The Supreme Court dissenters accused the majority of sacrificing the rights of ordinary homeowners to please well-connected developers.

"Under the banner of economic development, all private property is now vulnerable to being taken and transferred to another private owner," Justice Sandra Day O'Connor said. "Nothing is to prevent the state from replacing any Motel 6 with a Ritz-Carlton, any home with a shopping mall or any farm with a factory."

The ruling's effect in California probably will be blunted by protective state laws, although lawyers and redevelopment officials disagreed about that Thursday.

Under California law, a redevelopment agency may condemn property only in a "blighted area." At least eight other states -- Arkansas, Florida, Illinois, Kentucky, Maine, Montana, South Carolina and Washington -- have put similar restrictions on city redevelopment agencies.

The high court noted Thursday that other states could pass similar laws to restrict such seizures.

The Connecticut dispute was a test of government power versus individual rights, pitting a community's hopes for economic rebirth against the rights of an individual -- in this case a nurse named Susette Kelo -- to keep her home.

The case turned on the provision in the Constitution that says the government may take private property "for public use" so long as it pays the owner "just compensation."

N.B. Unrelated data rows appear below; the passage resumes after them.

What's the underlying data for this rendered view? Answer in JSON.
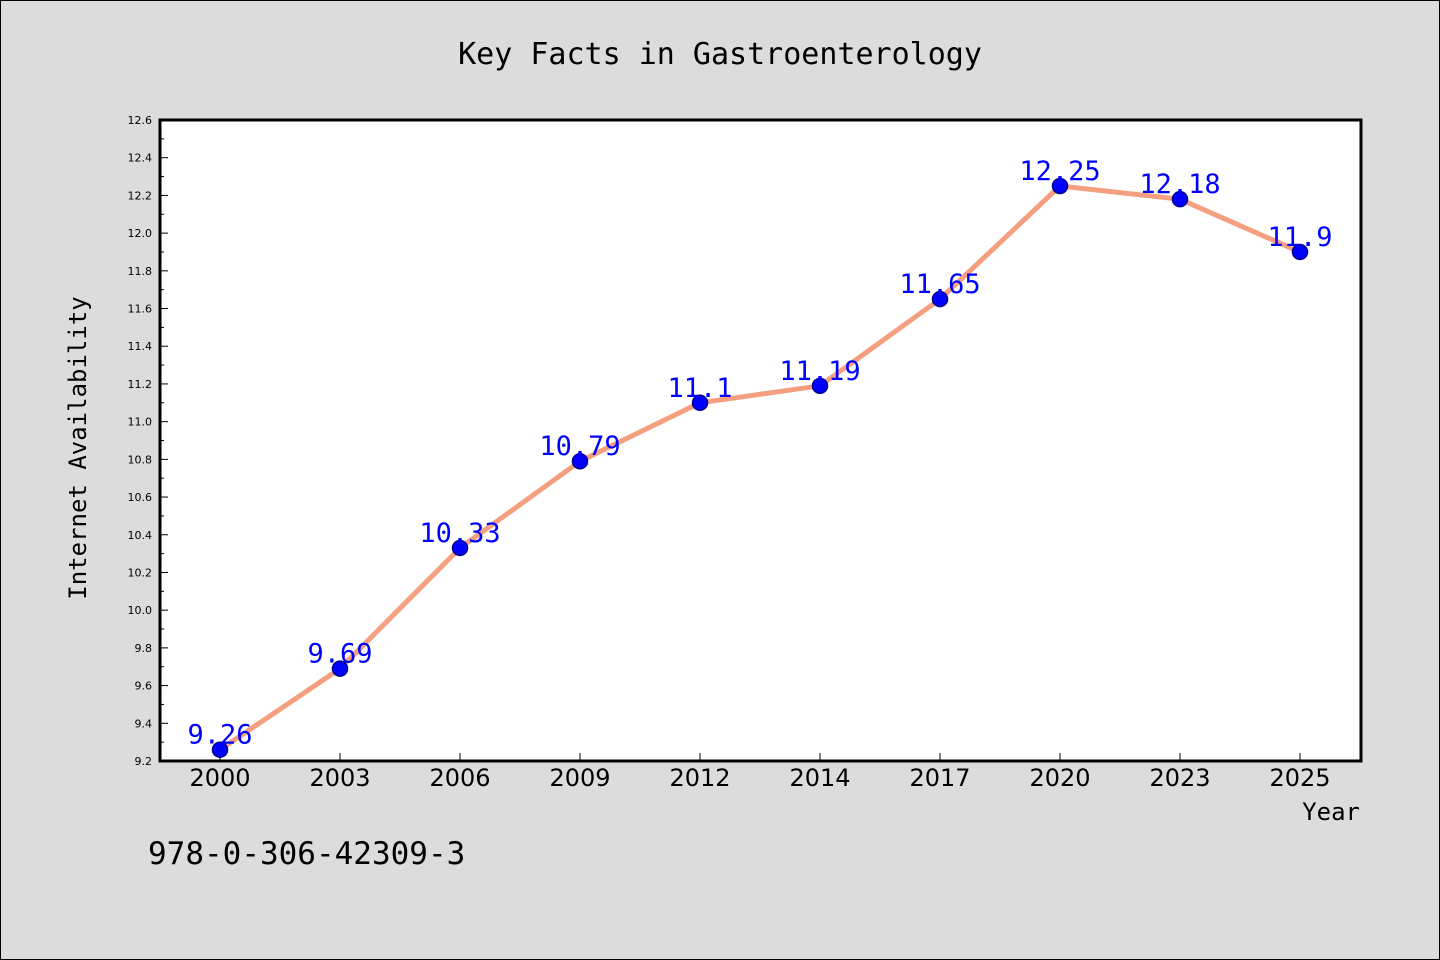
{
  "colors": {
    "background": "#dcdcdc",
    "plot_background": "#ffffff",
    "line": "#f4a080",
    "marker": "#0000ff",
    "marker_edge": "#00008b",
    "data_label": "#0000ff"
  },
  "footnote": "978-0-306-42309-3",
  "chart_data": {
    "type": "line",
    "title": "Key Facts in Gastroenterology",
    "xlabel": "Year",
    "ylabel": "Internet Availability",
    "categories": [
      "2000",
      "2003",
      "2006",
      "2009",
      "2012",
      "2014",
      "2017",
      "2020",
      "2023",
      "2025"
    ],
    "series": [
      {
        "values": [
          9.26,
          9.69,
          10.33,
          10.79,
          11.1,
          11.19,
          11.65,
          12.25,
          12.18,
          11.9
        ],
        "labels": [
          "9.26",
          "9.69",
          "10.33",
          "10.79",
          "11.1",
          "11.19",
          "11.65",
          "12.25",
          "12.18",
          "11.9"
        ]
      }
    ],
    "ylim": [
      9.2,
      12.6
    ],
    "yticks": [
      "9.2",
      "9.4",
      "9.6",
      "9.8",
      "10.0",
      "10.2",
      "10.4",
      "10.6",
      "10.8",
      "11.0",
      "11.2",
      "11.4",
      "11.6",
      "11.8",
      "12.0",
      "12.2",
      "12.4",
      "12.6"
    ],
    "grid": false,
    "legend": "none"
  }
}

Originally, "public use" meant the land was to be used by the public, such as for a road, canal, military base or government building. In the 19th century, railroads were permitted to take private lands because they served the public. Then in the mid-20th century, the court said officials could condemn homes and stores in "blighted" areas as part of a redevelopment plan. That helped spawn an era of "urban renewal" across the nation.